Set reasonable, fair boundaries and keep them…then calmly sit back and watch the circus. The narcissist/sociopath will unravel… and then you have something to document. Getting upset only fills their supply and gives them what they want. It also fills us with negativity which attracts more negativity. I don’t know about you, but I am sick and tired of Ted having that control over me.
Liv BySurprise says
I so get you on the trying hard and sometimes failing. Boundaries are important…but sometimes it’s hard to enforce them. And in the heat of the moment – hard to remember them. Keep trying. You’re right – the only thing you can really control is your reaction. Most of the time. 😉
Bella says
Oh, doesn’t it seem like they just wait for the next boundary so they can test it? Ugh. Constant lately. If we can’t enforce, all we can do is document for future use 😉
Martha says
Yes, stay the course, don’t feed the monster. Not yielding is difficult to do at the best of time. I hope you have a good safety plan.
Bobbi says
We only have so much will power in us for a day and the draw on us is more now than it used to be. With a narc we are drained dry and the only thing that fills will power back up is to not be drawn on, a rest from it all. I was married to a narc for 16 years and it’s no way to live. I left him with an anxiety disorder that I have mastered since but hell until I did. However, he turned out to be one of the best lessons in my life. I learned how to stay true to myself and how to stand my ground no matter what. It made me who I am today over who I was before. I was a strong woman when I meant him so he promptly removed that but later once I gone and mended I was not only stronger I had a warrior in me when I needed it and I was wiser. I believe there is a silver lining to everything. That life happens for us not to us. That is not a naive comment, I have had some terrible things happen to me but I still found that silver lining. Not every one in our life is meant to be there forever.

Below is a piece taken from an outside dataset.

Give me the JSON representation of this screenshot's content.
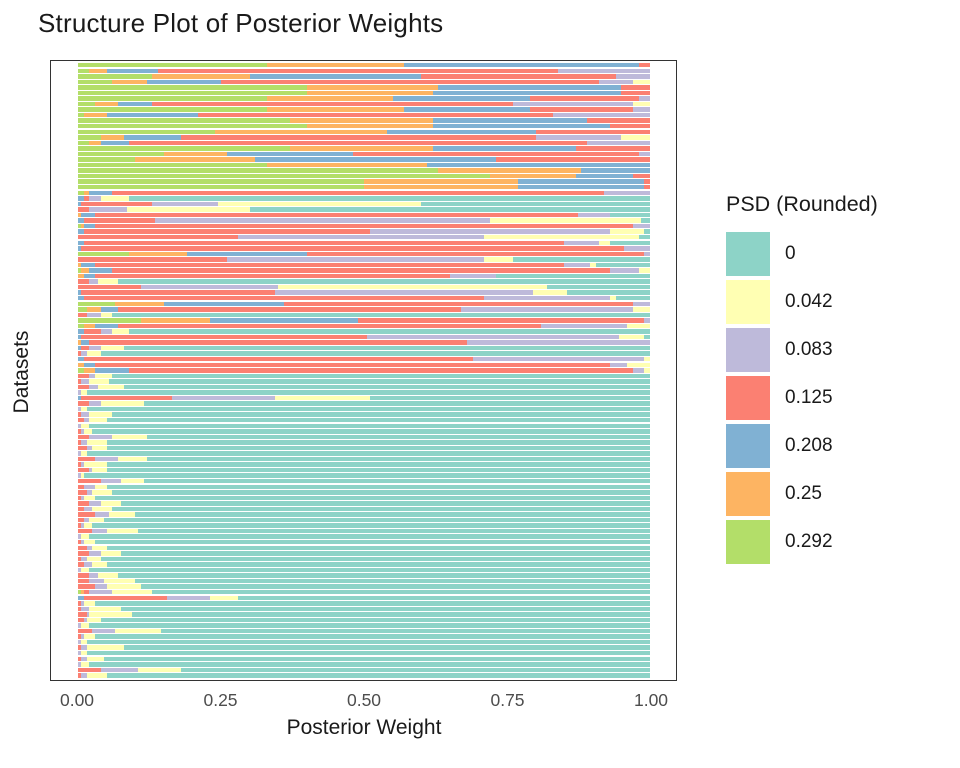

Some are there for us to learn from and not about them as much as about ourselves. I recommend learning what you can about yourself when it comes the first time narc in your life. I found that if we don’t learn the lesson we need to there will be a repeat in our lives sooner or later…….. life kicks us using others until we learn the lesson we need to learn about ourselves.

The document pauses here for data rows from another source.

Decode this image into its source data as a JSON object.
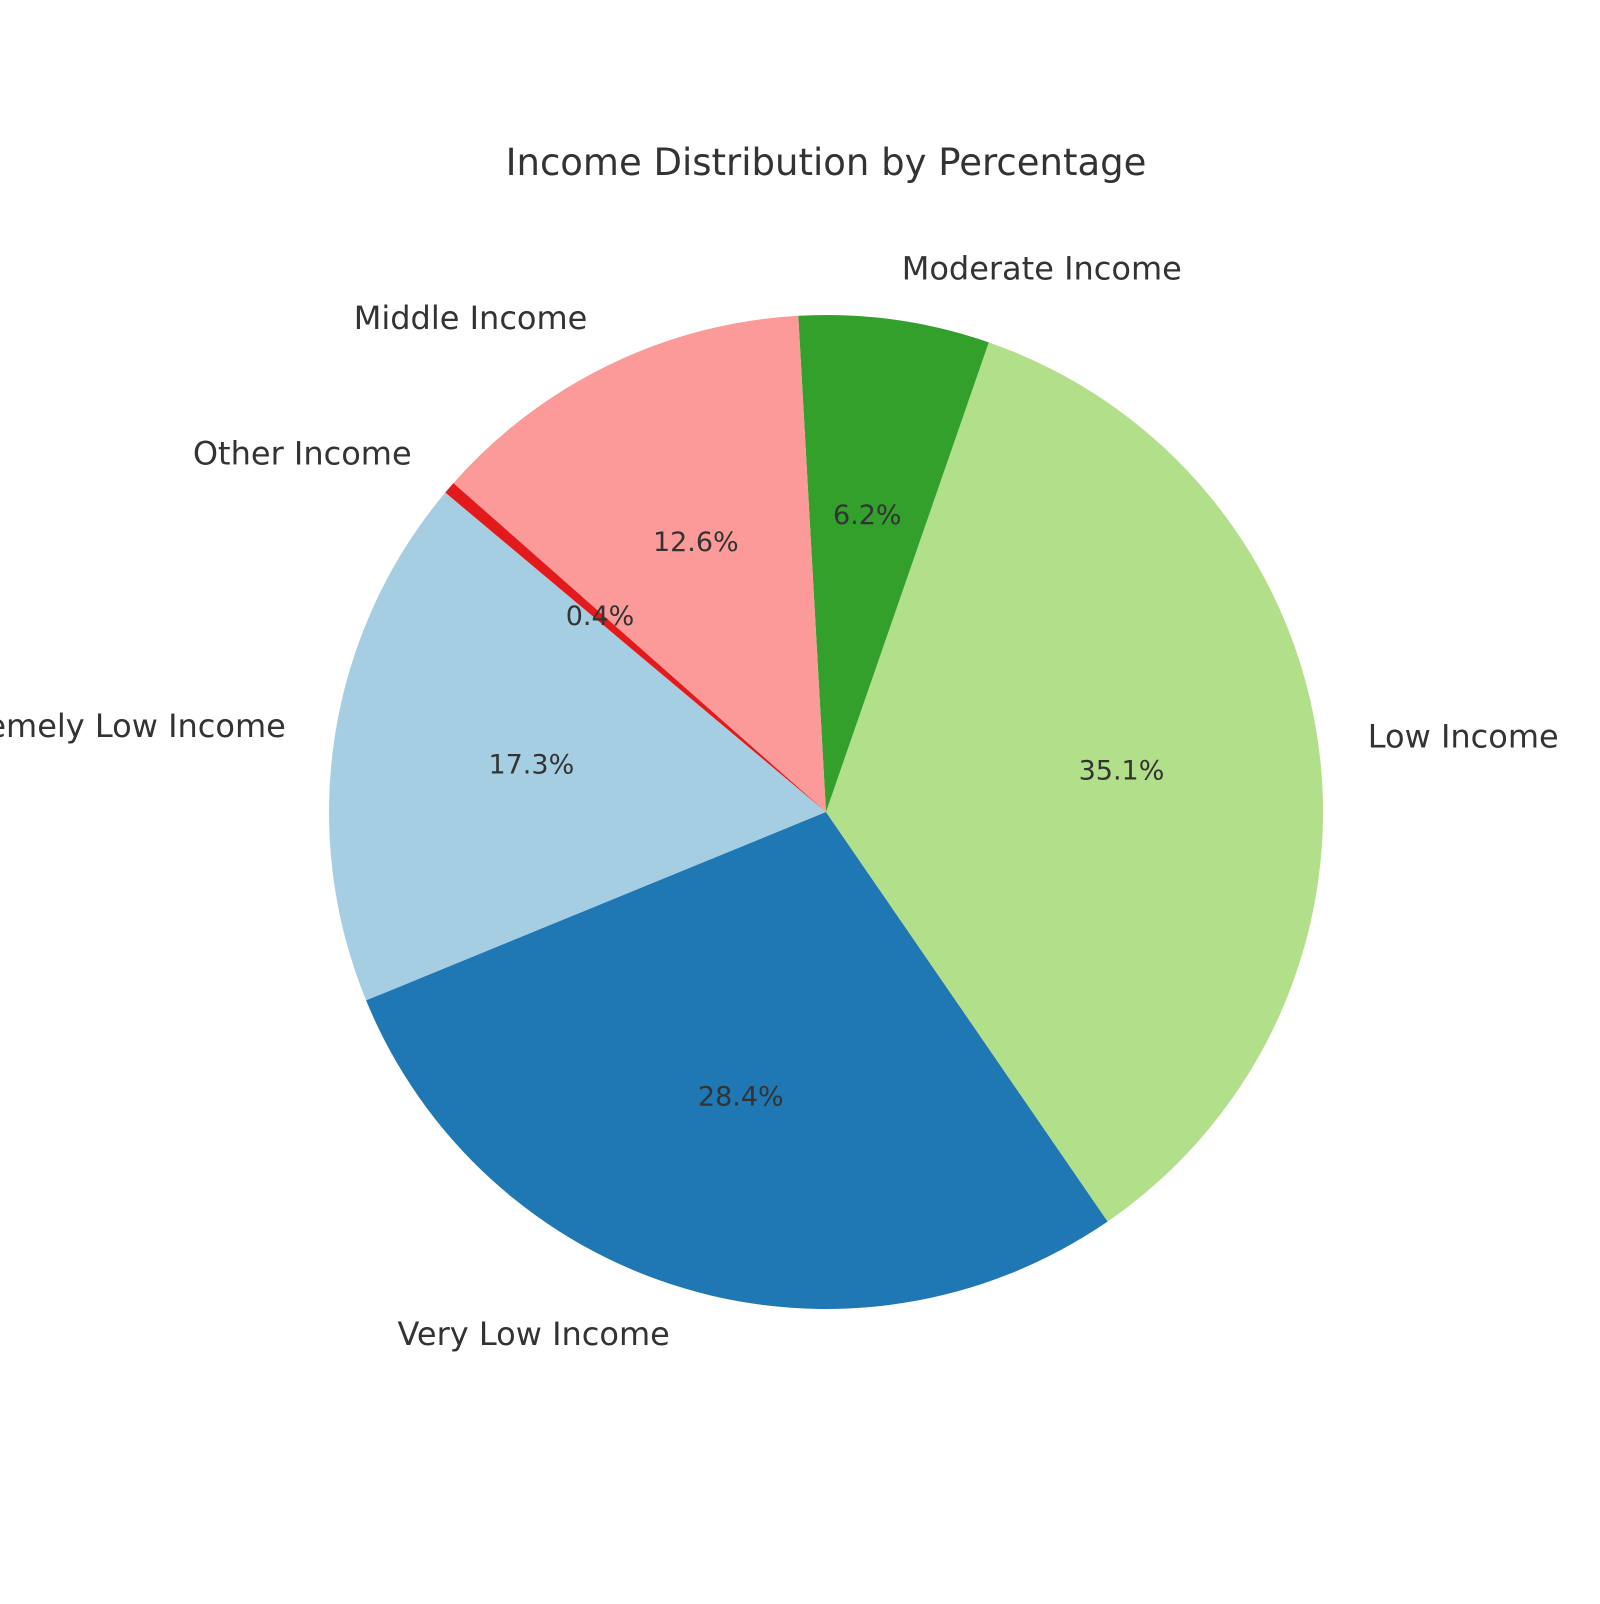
{
  "chart_data": {
    "type": "pie",
    "title": "Income Distribution by Percentage",
    "slices": [
      {
        "label": "Extremely Low Income",
        "value": 17.3,
        "pct_label": "17.3%",
        "color": "#a6cee3"
      },
      {
        "label": "Very Low Income",
        "value": 28.4,
        "pct_label": "28.4%",
        "color": "#1f78b4"
      },
      {
        "label": "Low Income",
        "value": 35.1,
        "pct_label": "35.1%",
        "color": "#b2df8a"
      },
      {
        "label": "Moderate Income",
        "value": 6.2,
        "pct_label": "6.2%",
        "color": "#33a02c"
      },
      {
        "label": "Middle Income",
        "value": 12.6,
        "pct_label": "12.6%",
        "color": "#fb9a99"
      },
      {
        "label": "Other Income",
        "value": 0.4,
        "pct_label": "0.4%",
        "color": "#e31a1c"
      }
    ],
    "start_angle_deg": 140,
    "direction": "counterclockwise"
  }
}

It is really hard when there are kids involved. We worry about what the narc is filling the kids heads with. All we can do there is teach our children to be mindful instead reactive….. There is information online about this and how to teach it.
It helps children think about things over automatically making what they hear theirs. It helps them control themselves and with a narc parent they will need this more than most kids. It is the best you can do to keep them from taking on his traits. Helps with loads of areas in a kids life, adults to. Teach about love what it means and how to do it, fairness, justice, balance in life, the importance of self control, not to be selfish but to remain true to themselves etc. Build it in their core and as they mature they will start to see him as he is on their own. It is always best to let children see for themselves over pushing something they don’t want to see because it hurts. You may feel you could lose them sometimes but you won’t. Although still in that stage of frustration and his rage this will pass to some degree with time.. But again if he is steaming mad and a narc you must be doing something right. They really hate it when we stand our ground or remain true to ourselves. So sad too bad. lol
So far it sounds like you have a pretty good handle on things, keep up the good work.
Wishing the best for you and your children.